Religious leaders denounce extremism in Europe

Religious leaders denounce extremism in Europe

RIYADH: The King Abdullah bin Abdul Aziz International Center for Interreligious and Intercultural Dialogue (KAICIID), in collaboration with the European Council of Religious Leaders, organized a virtual dialogue seminar under the theme “The Contributions of Religious Leaders in Tackling Violent Extremism and Promoting Social Cohesion in Europe: Fight and Response.”
The seminar was part of a series of initiatives by KAICIID to promote social cohesion in Europe following recent terrorist attacks in France and Austria. 
KAICIID’s secretary-general, Faisal bin Muaammar, said that terrorists’ behavior stemmed from a false and misleading understanding of their religion. “They chose the language of violence, leaving behind all peaceful alternatives,” he said.

HIGHLIGHT

The seminar was part of a series of initiatives by KAICIID to promote social cohesion in Europe following recent terrorist attacks in France and Austria.

Bin Muaammar highighted the effects social media platforms have in fueling violence and hatred after similar attacks in recent years.
“The responses and counter-responses from followers of religions and cultures in Europe and the world at large fuel controversy, hate speech and crimes according to research and studies adopted in this regard,” he said.
“The abuse of religion on one hand, and the targeting of societal components, religion, race and culture, on the other hand, have become an exciting feature of some societies.

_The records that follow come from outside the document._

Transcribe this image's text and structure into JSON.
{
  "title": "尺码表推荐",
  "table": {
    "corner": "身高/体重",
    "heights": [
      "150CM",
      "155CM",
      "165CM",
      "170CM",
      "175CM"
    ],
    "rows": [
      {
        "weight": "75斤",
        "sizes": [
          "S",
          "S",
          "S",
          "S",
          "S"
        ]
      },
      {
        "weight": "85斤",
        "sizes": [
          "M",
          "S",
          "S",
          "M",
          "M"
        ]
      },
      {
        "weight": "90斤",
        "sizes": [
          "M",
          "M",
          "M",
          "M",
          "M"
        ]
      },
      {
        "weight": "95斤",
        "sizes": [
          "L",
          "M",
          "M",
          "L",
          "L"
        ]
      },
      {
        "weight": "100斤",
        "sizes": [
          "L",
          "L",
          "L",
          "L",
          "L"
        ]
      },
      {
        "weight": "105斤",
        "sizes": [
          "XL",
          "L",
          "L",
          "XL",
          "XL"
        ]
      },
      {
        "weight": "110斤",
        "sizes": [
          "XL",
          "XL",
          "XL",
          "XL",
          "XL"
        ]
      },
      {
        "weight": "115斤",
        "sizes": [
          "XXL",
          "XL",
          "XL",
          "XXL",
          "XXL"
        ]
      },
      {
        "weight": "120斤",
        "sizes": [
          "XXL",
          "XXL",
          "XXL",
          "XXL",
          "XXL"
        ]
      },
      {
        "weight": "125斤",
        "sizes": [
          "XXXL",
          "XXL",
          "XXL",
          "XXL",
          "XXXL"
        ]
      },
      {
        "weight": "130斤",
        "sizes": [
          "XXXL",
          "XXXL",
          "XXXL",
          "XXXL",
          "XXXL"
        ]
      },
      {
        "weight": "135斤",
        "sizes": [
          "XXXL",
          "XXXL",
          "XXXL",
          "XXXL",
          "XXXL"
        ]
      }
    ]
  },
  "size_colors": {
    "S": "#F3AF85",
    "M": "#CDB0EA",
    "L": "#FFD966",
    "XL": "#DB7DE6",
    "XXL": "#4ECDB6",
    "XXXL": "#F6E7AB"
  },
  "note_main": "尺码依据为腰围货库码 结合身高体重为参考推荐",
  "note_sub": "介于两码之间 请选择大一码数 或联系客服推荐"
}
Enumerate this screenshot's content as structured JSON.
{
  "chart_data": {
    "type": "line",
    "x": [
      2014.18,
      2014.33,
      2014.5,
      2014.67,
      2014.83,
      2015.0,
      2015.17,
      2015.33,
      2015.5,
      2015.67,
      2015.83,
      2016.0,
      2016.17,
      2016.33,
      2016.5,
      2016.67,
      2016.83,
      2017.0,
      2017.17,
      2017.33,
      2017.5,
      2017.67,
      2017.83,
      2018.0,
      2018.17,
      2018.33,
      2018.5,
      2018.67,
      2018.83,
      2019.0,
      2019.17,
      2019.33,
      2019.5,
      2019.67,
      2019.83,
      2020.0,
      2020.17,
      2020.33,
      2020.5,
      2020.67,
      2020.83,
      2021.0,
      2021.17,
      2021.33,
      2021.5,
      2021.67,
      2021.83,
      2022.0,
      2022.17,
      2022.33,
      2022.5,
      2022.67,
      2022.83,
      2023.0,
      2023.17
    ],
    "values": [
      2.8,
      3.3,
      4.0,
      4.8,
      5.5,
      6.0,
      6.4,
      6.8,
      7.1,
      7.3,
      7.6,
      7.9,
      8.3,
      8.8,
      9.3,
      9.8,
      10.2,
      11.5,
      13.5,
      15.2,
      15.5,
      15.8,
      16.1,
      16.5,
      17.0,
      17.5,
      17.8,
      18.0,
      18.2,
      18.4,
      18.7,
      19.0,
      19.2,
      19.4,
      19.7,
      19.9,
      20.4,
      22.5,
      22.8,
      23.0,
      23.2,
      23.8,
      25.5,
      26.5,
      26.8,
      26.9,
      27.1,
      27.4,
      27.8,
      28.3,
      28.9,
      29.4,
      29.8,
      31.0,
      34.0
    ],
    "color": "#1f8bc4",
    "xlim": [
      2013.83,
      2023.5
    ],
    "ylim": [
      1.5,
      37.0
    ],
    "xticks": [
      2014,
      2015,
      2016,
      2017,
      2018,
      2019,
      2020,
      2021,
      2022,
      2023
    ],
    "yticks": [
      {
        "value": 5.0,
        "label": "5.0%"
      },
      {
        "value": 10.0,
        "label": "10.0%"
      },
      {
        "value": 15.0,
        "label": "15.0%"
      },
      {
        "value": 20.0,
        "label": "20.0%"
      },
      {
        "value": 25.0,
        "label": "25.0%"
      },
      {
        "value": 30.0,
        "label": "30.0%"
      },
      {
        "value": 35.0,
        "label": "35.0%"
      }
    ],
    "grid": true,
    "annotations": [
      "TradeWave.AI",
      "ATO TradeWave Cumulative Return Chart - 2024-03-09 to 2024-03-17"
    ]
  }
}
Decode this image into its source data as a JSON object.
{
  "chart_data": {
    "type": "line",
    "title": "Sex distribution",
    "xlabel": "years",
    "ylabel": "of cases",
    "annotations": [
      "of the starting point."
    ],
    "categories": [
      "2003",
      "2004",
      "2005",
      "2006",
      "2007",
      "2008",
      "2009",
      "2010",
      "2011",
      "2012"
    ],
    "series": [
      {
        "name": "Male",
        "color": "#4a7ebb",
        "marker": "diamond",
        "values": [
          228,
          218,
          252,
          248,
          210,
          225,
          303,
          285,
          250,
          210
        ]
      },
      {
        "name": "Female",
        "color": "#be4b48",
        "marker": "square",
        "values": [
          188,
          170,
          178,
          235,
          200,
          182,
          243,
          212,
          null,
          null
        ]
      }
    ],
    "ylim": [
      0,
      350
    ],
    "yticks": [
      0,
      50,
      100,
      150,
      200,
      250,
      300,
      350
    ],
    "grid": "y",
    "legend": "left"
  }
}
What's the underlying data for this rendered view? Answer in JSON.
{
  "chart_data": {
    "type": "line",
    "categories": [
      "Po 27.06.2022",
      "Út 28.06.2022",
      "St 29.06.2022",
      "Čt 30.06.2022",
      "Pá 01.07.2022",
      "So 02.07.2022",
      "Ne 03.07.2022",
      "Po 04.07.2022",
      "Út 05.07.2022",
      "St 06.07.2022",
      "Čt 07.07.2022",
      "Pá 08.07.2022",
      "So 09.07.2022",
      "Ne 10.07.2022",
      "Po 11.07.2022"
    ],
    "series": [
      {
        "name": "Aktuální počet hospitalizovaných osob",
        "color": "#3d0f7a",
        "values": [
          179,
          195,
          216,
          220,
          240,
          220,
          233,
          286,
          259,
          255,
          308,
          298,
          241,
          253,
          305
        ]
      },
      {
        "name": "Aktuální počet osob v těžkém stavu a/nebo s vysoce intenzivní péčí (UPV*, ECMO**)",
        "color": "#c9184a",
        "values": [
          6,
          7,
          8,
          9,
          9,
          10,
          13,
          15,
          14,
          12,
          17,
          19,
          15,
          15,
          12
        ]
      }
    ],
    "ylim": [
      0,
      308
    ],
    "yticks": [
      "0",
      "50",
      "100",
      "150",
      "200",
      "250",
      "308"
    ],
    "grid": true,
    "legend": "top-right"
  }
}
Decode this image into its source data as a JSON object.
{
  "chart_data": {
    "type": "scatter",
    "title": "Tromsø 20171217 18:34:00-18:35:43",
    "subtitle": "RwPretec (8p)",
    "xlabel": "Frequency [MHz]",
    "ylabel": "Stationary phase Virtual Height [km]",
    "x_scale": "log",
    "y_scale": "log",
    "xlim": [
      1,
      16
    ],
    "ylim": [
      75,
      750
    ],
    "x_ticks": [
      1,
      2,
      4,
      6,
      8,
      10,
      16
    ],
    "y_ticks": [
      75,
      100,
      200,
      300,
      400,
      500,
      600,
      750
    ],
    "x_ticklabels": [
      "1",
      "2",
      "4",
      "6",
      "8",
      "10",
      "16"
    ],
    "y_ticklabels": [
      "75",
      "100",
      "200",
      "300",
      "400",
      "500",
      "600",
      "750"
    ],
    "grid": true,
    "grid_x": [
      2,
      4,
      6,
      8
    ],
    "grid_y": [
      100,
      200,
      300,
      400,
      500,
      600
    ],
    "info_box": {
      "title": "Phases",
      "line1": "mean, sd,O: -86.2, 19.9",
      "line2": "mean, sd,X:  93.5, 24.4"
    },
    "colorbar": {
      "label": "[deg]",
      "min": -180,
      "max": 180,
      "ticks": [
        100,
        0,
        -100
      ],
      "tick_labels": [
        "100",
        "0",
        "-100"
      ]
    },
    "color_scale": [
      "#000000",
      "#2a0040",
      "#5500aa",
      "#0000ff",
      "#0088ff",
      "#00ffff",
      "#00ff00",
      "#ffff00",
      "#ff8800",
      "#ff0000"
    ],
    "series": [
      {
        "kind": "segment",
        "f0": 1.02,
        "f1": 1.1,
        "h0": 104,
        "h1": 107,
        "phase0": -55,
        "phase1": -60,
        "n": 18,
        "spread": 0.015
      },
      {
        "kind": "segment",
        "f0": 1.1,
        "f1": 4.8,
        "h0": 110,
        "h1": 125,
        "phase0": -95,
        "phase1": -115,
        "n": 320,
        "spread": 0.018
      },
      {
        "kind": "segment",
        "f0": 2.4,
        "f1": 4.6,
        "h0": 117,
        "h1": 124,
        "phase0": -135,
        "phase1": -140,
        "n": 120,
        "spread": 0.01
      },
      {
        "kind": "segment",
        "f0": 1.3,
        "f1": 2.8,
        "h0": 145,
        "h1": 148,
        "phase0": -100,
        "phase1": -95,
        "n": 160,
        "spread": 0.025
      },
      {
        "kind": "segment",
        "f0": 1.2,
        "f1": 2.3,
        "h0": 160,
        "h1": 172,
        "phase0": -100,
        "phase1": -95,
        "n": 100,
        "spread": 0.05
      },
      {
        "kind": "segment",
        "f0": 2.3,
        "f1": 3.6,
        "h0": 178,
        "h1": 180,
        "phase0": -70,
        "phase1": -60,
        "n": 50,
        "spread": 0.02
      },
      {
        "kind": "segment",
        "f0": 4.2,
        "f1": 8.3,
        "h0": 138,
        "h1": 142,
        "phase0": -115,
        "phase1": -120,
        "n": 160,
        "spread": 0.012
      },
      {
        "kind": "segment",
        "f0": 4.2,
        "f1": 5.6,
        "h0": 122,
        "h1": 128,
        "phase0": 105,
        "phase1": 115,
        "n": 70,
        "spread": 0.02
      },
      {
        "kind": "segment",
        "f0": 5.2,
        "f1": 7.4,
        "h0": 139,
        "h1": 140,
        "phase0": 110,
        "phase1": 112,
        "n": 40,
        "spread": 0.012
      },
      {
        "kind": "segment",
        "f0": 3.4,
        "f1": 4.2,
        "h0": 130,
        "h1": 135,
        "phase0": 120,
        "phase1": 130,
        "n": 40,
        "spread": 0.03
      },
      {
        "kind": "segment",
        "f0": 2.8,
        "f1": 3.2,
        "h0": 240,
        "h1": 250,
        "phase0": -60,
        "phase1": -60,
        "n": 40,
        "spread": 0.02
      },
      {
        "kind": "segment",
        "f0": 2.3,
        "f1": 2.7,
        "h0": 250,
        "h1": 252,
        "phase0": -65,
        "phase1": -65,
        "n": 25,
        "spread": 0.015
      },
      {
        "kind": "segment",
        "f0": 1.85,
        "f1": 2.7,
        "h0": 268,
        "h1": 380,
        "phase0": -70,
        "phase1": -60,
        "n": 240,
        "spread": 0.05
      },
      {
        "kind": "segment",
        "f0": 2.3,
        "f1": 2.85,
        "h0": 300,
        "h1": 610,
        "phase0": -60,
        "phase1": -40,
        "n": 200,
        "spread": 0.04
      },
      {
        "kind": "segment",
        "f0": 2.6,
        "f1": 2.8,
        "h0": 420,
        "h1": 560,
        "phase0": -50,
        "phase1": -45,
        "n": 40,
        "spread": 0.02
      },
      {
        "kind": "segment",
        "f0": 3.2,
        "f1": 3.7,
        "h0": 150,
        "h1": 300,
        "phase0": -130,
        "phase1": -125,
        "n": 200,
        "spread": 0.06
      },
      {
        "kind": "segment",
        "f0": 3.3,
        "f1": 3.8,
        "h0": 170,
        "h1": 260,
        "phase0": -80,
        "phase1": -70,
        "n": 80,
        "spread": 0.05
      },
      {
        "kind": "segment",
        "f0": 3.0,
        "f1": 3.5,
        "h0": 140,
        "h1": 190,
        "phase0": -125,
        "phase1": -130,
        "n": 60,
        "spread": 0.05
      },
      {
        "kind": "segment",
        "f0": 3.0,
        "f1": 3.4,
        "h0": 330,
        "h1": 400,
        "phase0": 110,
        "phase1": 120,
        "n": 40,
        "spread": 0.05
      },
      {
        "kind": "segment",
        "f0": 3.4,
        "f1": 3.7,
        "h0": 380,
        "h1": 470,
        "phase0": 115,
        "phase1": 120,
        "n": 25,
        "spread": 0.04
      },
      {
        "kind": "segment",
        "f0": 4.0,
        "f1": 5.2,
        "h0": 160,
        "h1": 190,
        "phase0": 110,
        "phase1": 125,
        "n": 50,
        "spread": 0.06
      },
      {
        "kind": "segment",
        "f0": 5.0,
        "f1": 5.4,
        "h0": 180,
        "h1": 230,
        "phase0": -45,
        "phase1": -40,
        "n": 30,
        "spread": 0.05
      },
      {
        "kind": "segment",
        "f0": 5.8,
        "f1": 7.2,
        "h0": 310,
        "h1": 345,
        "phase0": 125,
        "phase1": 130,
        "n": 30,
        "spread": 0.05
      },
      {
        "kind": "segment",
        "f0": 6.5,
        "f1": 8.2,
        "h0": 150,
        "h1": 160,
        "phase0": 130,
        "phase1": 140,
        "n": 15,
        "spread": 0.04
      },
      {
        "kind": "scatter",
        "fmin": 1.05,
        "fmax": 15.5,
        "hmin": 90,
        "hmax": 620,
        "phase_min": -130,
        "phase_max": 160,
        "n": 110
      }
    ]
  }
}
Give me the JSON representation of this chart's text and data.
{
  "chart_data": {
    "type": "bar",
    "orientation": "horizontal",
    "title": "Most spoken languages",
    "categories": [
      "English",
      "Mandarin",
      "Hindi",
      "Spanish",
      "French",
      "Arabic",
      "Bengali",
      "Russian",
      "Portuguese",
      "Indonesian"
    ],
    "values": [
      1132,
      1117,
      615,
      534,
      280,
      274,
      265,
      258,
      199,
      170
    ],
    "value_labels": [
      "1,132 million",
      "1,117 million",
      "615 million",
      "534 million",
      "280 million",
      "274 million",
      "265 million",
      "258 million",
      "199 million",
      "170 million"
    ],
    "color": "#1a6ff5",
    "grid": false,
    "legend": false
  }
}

Last week, there was an attack on a rabbi on a street in Vienna because of his apparent religious identity only. Behind every story like this, there may be hundreds of similar stories out of the spotlight,” he added.
Participants addressed several themes, including the effectiveness of dialogue, and strengthening partnerships between religious leaders and policymakers to prevent extremism and potential violence.
Bin Muammar said that the virtual seminar reflects the center’s attempt to “provide space for reflection, confidence and participation.”